Déjà condamné pour “diffamation”

Les ennuis judiciaires de Ousmane Sonko ne s’arrêtent pas à cette seule affaire de viols. L’opposant avait été déjà condamné fin mars en appel à six mois de prison avec sursis pour “diffamation” à la suite d’une autre plainte du ministre sénégalais du Tourisme et des Loisirs. Si la peine est maintenue, elle pourrait entraîner la déchéance de ses droits électoraux et menacer son éligibilité à la Présidentielle du 25 février 2024, un scrutin très attendu au Sénégal et qui suscite un débat dans le pays tant que Macky Sall n’a pas jusqu’à présent dévoilé ses intentions sur un 3e mandat.

Le jeudi 1er juin, sera-t-il au tribunal pour répondre aux accusations et affronter en face sa victime présumée ? C’est la question que se posent Sénégalais et étrangers, alors que ses avocats entretiennent le suspense et gardent le silence total.

En prévision de ce retentissant procès, la ville de Dakar sera certes mise à l’arrêt et ses principales rues seront barricadées par un imposant dispositif sécuritaire surtout aux alentours du Palais de justice qui abritera l’audience.

Une comparution de force de Sonko pourrait causer de nouveaux remous et des incidents dans la capitale, et une éventuelle condamnation par contumace pourrait aussi signifier la déchéance des droits électoraux de Ousmane Sonko qui jouit d’une popularité, surtout chez les moins de 20 ans.

Selon les observateurs, le jeudi 1er juin sera un moment difficile pour l’opposant et aussi pour les populations dakaroises. Les analystes se demandent si le leader de Pastef réussira à s’en tirer grâce à la rue.

La journée du verdict sera précédée de la tenue du Dialogue national lancé par le chef de l’État Macky Sall qui doit se dérouler au Palais présidentiel mercredi et pour lequel le mouvement de l’ex-maire de Dakar, Khalifa Sall, “Taxawu Senegaal” (opposition), a décidé d’y participer aux côtés du Parti démocratique sénégalais PDS, de l’ancien président Abdoulaye Wade.

“Taxawu Senegaal” est membre de la Coalition Yewwi askan wi (Yaw, libérer le peuple en wolof), dont Ousmane Sonko est l’un des leaders.
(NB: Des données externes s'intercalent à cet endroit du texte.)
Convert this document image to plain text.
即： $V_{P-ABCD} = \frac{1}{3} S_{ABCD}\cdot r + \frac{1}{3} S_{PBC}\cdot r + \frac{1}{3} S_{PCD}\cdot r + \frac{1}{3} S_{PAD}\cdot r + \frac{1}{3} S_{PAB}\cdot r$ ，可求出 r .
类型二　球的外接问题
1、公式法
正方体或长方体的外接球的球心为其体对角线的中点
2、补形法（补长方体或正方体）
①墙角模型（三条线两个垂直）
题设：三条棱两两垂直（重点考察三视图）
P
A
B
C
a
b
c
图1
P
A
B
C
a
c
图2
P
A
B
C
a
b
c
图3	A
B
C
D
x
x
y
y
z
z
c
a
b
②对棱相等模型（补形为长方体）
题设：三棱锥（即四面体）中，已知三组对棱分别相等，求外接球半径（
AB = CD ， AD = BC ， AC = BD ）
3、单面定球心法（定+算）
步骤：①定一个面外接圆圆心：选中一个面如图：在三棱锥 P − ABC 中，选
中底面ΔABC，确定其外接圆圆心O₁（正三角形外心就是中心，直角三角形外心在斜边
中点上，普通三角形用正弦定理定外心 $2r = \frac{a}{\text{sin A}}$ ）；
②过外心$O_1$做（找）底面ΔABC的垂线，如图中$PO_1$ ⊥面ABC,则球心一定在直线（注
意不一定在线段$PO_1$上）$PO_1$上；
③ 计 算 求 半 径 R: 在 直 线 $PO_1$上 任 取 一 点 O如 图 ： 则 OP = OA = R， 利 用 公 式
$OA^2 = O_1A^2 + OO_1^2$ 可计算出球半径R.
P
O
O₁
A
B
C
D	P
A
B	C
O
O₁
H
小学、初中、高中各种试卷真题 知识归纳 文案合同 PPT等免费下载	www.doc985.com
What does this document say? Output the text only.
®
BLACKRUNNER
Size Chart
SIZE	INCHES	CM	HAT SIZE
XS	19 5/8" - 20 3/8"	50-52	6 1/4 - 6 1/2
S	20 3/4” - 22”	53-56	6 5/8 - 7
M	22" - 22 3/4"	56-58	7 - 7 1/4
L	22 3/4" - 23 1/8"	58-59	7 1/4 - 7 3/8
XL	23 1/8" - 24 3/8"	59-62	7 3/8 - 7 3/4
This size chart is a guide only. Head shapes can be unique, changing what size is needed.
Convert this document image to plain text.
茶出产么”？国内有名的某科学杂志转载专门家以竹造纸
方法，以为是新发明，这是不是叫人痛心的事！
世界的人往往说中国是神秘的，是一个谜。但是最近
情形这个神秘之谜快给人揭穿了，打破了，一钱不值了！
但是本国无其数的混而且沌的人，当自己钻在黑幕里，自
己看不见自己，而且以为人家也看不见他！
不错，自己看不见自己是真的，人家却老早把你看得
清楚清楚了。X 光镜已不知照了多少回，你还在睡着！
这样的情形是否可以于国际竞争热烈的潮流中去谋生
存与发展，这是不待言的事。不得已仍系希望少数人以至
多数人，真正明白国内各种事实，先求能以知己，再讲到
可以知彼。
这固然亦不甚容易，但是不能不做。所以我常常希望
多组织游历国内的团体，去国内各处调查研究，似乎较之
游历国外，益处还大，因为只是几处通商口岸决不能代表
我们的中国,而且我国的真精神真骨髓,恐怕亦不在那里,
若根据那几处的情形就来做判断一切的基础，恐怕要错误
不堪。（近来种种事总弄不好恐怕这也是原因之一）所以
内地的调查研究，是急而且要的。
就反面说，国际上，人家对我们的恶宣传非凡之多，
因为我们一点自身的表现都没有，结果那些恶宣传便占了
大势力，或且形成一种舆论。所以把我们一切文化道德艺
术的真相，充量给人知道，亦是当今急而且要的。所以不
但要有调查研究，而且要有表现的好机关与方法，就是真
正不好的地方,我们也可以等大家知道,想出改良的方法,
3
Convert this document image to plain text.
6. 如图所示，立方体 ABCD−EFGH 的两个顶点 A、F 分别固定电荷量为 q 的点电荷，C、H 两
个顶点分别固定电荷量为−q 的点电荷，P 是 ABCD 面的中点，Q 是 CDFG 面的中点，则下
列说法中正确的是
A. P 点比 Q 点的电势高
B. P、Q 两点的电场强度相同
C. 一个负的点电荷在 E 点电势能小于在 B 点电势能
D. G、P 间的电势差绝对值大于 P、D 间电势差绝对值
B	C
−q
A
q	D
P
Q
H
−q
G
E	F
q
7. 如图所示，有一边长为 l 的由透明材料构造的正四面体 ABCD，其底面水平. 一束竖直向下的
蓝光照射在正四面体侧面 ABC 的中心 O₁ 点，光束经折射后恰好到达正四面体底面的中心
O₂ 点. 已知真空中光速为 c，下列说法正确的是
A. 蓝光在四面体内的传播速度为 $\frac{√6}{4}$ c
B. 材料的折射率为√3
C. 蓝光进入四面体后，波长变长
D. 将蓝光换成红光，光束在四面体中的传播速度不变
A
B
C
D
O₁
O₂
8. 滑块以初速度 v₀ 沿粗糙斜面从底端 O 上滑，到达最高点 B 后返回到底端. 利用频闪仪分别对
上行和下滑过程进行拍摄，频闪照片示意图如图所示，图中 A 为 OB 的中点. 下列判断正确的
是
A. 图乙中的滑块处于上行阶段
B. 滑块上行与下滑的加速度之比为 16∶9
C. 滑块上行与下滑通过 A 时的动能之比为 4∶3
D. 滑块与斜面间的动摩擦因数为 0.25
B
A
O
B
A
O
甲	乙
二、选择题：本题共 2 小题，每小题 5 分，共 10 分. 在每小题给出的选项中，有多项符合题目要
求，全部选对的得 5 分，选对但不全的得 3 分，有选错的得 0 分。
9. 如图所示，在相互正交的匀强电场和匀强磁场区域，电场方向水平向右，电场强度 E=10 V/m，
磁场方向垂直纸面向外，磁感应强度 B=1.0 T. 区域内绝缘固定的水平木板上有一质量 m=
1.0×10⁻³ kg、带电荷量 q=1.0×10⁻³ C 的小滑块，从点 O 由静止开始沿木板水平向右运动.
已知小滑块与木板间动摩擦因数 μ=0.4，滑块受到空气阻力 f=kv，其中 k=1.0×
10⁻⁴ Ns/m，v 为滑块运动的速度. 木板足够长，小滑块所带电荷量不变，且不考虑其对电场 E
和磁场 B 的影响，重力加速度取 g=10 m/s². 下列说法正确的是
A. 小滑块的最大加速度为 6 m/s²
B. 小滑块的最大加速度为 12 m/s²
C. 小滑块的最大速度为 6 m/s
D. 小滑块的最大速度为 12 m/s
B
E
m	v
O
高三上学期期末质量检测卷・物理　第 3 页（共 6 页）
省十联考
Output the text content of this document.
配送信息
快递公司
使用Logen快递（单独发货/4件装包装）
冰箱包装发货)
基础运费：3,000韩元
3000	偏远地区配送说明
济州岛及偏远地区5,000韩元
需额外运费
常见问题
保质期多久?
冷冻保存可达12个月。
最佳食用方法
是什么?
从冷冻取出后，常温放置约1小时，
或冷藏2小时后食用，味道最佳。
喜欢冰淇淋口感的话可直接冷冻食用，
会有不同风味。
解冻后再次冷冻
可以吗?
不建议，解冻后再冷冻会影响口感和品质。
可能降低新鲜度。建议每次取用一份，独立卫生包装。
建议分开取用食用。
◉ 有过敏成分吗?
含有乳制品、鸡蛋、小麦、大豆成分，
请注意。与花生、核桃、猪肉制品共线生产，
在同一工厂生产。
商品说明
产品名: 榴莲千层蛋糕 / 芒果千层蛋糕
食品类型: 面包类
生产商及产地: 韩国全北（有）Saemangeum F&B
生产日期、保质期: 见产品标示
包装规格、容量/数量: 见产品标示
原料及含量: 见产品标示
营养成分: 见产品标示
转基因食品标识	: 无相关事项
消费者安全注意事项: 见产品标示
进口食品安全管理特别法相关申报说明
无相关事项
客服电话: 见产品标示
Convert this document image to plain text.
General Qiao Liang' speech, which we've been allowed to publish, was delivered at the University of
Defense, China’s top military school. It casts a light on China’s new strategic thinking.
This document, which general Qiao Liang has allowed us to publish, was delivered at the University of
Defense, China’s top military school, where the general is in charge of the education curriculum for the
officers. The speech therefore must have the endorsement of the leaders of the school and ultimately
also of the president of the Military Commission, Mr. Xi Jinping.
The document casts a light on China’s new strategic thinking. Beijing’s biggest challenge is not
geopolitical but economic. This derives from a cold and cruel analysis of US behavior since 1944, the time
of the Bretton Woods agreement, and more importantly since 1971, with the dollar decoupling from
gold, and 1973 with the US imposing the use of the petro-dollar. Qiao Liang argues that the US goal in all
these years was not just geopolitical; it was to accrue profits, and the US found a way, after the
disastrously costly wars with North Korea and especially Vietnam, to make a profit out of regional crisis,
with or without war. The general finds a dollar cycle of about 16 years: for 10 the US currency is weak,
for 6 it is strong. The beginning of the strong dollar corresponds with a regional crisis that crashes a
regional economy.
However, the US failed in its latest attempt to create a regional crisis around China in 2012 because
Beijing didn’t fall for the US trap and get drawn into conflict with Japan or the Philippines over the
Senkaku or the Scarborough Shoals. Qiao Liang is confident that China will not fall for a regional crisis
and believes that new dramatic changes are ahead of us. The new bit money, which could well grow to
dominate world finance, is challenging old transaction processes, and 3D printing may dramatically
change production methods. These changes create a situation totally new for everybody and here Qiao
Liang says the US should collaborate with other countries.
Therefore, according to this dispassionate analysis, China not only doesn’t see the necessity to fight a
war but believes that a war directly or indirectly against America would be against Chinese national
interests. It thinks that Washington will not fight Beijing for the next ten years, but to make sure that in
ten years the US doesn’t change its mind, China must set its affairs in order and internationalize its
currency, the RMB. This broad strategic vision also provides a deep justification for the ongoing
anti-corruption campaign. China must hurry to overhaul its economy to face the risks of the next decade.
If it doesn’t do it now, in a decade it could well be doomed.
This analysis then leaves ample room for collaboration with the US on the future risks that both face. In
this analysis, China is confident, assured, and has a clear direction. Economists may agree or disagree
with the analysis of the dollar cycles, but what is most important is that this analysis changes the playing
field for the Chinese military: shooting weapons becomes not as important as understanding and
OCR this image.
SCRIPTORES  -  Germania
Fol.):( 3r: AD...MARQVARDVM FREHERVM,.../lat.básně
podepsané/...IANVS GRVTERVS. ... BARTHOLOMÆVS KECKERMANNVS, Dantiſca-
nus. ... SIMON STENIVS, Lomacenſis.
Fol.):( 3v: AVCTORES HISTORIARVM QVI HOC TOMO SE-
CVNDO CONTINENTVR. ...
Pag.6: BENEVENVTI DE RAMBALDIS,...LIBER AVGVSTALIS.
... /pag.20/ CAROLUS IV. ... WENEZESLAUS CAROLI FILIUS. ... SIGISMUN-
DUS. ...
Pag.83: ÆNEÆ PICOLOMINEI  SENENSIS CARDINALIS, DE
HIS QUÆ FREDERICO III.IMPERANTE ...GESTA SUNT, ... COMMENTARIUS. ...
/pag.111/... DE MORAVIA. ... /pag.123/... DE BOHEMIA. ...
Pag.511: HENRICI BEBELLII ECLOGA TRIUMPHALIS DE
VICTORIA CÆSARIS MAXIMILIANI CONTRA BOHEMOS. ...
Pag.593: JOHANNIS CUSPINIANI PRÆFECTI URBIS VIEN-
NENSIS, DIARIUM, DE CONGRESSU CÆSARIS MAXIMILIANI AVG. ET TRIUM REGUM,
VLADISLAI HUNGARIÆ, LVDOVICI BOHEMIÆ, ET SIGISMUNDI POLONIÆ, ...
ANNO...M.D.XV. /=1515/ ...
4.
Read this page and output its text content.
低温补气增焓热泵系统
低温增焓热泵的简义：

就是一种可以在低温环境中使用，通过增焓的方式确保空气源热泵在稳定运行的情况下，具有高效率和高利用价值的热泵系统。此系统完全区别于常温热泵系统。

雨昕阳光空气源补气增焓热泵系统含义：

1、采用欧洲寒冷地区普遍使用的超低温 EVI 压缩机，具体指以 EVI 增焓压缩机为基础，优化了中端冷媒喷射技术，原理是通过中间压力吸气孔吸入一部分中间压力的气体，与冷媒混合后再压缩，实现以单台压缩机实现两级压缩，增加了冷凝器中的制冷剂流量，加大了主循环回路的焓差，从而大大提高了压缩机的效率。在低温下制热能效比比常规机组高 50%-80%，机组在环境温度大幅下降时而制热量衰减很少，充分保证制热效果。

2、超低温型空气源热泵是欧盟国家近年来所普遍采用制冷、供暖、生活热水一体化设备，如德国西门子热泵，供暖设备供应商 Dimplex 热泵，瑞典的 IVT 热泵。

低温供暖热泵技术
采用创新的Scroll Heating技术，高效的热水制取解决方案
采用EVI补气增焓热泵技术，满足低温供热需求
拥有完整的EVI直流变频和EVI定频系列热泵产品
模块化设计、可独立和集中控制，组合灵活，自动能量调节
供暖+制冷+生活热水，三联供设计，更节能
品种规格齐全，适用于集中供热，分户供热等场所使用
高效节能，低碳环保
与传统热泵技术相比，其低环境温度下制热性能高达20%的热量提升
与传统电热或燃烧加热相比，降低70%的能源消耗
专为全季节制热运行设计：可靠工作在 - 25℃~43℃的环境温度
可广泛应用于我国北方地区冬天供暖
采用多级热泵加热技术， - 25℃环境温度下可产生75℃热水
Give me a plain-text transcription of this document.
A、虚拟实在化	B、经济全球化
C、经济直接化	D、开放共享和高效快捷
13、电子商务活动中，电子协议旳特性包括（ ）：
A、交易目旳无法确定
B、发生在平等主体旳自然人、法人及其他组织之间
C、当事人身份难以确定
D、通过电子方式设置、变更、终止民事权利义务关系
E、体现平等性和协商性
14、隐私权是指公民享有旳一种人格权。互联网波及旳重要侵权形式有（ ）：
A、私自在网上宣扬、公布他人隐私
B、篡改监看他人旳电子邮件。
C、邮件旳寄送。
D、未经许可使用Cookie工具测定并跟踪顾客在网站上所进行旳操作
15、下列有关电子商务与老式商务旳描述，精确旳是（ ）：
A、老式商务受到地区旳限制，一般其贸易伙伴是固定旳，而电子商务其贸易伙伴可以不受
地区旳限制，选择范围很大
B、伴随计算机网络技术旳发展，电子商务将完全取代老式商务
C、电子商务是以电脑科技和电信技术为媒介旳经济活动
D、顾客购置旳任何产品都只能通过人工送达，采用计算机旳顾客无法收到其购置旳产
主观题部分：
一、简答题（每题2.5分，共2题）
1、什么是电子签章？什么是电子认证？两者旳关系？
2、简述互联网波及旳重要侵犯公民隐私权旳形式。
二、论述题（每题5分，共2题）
Un autre leader, l’actuel maire de Dakar et membre de ce mouvement, Barthelemy Dias, a cependant surpris mardi soir l’opinion nationale par sa décision de ne pas participer à ce Dialogue.

L’édile de Dakar, et figure notable de la formation “Taxawu Sénégal”, a en effet posé des conditions pour sa potentielle participation à ces pourparlers cruciaux. “Si la question du troisième mandat qui est prêtée à Macky Sall n’est pas inscrite dans les termes de référence, je n’irai pas à ces concertations”, a-t-il notamment affirmé dans une interview accordée à la chaîne locale 7tv.

Dias a également suggéré d’ouvrir le débat à tous les candidats potentiels, faisant valoir que la Constitution permet d’organiser des “élections” et non des “sélections”.